Read and tokenize doc/docx?

JP_ROMANO · Oct-25-2018, 03:12 PM

Hello... I'm trying to see if Python can, given two filepath/names, read and tokenize the content of those files. This seems like it should be fairly easy, but I can't seem to get anything to work the way I'd expect.

I'd like to start with a 'file open' dialog, and this is all I can get working (with a great deal of help):

from tkinter import filedialog
from tkinter import *
root = Tk()
root.filename =  filedialog.askopenfilename(initialdir = "/",title = "Select file",filetypes = (("all files","*.*"),("all files","*.*")))
print ("For the first document, you selected:  "  + root.filename)
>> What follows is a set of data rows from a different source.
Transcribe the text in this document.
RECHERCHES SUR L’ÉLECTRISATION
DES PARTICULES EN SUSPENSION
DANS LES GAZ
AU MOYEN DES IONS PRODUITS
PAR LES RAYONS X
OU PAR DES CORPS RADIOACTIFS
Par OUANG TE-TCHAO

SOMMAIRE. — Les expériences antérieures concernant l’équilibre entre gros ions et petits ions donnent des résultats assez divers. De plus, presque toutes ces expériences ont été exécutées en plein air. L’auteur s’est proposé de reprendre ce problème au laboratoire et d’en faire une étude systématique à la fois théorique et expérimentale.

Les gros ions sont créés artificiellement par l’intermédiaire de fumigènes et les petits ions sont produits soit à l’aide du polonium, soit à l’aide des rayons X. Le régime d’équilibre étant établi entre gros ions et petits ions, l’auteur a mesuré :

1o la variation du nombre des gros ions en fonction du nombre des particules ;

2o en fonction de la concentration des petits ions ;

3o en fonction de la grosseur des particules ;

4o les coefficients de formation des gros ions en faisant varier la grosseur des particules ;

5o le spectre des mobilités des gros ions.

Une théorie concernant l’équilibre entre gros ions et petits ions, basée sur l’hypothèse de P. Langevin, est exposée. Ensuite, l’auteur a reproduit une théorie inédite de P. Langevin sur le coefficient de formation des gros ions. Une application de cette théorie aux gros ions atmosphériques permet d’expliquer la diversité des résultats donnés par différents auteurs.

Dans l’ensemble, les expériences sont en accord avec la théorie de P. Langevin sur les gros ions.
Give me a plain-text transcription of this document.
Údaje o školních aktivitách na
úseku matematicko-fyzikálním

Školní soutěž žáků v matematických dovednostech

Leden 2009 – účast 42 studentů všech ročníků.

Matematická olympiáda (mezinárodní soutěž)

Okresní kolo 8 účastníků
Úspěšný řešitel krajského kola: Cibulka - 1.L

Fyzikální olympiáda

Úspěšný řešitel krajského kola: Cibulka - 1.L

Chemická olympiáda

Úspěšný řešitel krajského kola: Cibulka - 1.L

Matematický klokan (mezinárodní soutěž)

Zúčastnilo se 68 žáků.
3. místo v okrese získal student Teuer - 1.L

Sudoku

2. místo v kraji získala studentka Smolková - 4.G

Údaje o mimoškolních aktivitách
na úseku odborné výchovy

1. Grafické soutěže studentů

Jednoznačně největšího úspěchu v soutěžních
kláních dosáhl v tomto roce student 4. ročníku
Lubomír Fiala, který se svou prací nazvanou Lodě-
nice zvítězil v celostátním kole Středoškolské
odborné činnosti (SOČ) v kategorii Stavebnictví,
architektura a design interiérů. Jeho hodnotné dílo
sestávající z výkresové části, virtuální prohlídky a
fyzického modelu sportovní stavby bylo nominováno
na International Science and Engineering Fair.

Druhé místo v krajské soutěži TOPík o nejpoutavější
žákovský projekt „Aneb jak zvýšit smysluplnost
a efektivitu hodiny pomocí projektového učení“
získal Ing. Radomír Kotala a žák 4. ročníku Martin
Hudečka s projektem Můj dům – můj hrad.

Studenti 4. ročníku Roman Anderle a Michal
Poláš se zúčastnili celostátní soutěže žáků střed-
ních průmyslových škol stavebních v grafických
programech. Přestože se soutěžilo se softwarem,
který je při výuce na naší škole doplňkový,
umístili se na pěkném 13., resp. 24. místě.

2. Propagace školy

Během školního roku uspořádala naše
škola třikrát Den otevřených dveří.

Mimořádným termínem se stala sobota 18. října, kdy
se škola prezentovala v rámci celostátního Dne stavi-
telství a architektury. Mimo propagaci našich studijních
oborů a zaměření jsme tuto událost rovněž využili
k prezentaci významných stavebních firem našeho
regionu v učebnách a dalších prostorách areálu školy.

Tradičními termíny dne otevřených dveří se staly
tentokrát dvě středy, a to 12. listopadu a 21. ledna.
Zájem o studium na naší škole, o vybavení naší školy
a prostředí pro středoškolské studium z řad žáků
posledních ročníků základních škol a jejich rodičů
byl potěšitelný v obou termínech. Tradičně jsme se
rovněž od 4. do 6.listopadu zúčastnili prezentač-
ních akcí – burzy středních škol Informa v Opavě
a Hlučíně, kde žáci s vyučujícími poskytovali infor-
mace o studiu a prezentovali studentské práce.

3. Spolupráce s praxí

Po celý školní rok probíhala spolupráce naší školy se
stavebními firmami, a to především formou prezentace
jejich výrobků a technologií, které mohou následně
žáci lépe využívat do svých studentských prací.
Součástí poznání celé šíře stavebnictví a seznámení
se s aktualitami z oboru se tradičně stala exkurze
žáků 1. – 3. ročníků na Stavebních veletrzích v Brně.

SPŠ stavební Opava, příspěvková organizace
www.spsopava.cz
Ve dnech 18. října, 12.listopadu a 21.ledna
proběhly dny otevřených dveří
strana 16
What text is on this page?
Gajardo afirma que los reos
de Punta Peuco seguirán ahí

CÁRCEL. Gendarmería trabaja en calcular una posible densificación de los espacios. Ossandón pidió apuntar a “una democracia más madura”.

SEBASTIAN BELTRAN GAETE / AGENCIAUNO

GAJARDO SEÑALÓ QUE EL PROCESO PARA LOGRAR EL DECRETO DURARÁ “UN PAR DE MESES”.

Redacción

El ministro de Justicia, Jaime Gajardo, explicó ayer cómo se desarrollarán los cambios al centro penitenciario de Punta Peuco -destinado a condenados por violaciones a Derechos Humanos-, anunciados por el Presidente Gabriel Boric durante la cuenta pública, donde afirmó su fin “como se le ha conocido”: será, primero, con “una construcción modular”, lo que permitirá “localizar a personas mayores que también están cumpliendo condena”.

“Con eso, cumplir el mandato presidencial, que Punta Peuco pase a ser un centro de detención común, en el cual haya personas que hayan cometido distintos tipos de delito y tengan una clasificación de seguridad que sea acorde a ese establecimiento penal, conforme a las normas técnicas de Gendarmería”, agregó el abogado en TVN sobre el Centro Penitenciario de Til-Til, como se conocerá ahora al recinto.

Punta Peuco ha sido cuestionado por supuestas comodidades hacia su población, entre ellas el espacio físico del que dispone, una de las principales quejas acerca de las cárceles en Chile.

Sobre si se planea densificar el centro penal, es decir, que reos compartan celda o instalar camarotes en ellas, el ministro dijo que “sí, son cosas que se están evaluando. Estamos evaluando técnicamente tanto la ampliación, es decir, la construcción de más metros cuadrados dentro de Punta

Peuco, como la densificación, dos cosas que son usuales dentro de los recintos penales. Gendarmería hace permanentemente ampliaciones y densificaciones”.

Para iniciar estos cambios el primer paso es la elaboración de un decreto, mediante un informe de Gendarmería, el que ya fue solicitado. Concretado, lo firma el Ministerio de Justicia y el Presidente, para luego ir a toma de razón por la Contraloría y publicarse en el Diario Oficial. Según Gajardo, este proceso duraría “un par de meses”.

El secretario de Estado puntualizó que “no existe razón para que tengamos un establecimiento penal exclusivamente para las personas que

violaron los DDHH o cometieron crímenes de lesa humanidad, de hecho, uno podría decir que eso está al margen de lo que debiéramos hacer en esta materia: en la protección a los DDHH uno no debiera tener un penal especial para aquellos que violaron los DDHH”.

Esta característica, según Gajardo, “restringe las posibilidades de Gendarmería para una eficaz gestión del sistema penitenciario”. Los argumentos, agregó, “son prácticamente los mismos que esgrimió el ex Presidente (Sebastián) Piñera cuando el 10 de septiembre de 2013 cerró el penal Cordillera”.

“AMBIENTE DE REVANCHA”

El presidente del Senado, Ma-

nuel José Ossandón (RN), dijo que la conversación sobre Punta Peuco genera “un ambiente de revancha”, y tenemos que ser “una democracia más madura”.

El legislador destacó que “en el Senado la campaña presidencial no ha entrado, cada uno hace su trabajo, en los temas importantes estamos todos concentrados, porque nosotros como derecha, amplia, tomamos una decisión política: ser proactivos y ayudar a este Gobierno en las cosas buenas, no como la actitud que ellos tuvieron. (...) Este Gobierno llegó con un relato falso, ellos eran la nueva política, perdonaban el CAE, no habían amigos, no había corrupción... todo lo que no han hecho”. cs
Now I'd like to take the content of each file and create a tokenized string, where each token is a single word. So the input reads "This is the content of my file" and I need
"This" "is" "the" "content" "of" "my" "file"
or
This,is,the,content,of,my,file

Maybe in python that would be a list?
This is about as far as I've gotten

from docx import Document
import re
document1 = Document('mydrive\\mypath\\filenanme1.docx')
document2 = Document('mydrive\\mypath\\filenanme2.docx')

I found some info on tokenizing, but it makes very little sense to person who can't understand a lick of python like myself.
https://docs.python.org/2/library/tokenize.html

Thanks for any guidance!

JP_ROMANO · Oct-25-2018, 04:15 PM

Quick follow up
It looks like we cannot use DOCX because it requires changes to ini files, or path variables or something, and while I don't mind making the changes to my pc, I cannot say the same for the general population that will be using the final product. So, back to the drawing board!

**buran** · (This post was last modified: Oct-25-2018, 04:22 PM by buran.)

(Oct-25-2018, 04:15 PM)JP_ROMANO Wrote: It looks like we cannot use DOCX because it requires changes to ini files, or path variables or something

There is no need to do any changes to work with docx. Can you elaborate what you mean.
Regarding tokenize:
check NLTK. https://www.nltk.org/
e.g. the very first example on the site
a naive approach would be to use str.split() method

JP_ROMANO · Oct-25-2018, 05:08 PM

buran - seems that internal users here in our office get
"pip install fails with “connection error: [SSL: CERTIFICATE_VERIFY_FAILED] certificate verify failed (_ssl.c:598)” when they try to install docx

Maybe it's an environmental thing - the three of us testing were only able to get it to load after changes to our .ini files

**nilamo** · (This post was last modified: Oct-25-2018, 05:30 PM by nilamo.)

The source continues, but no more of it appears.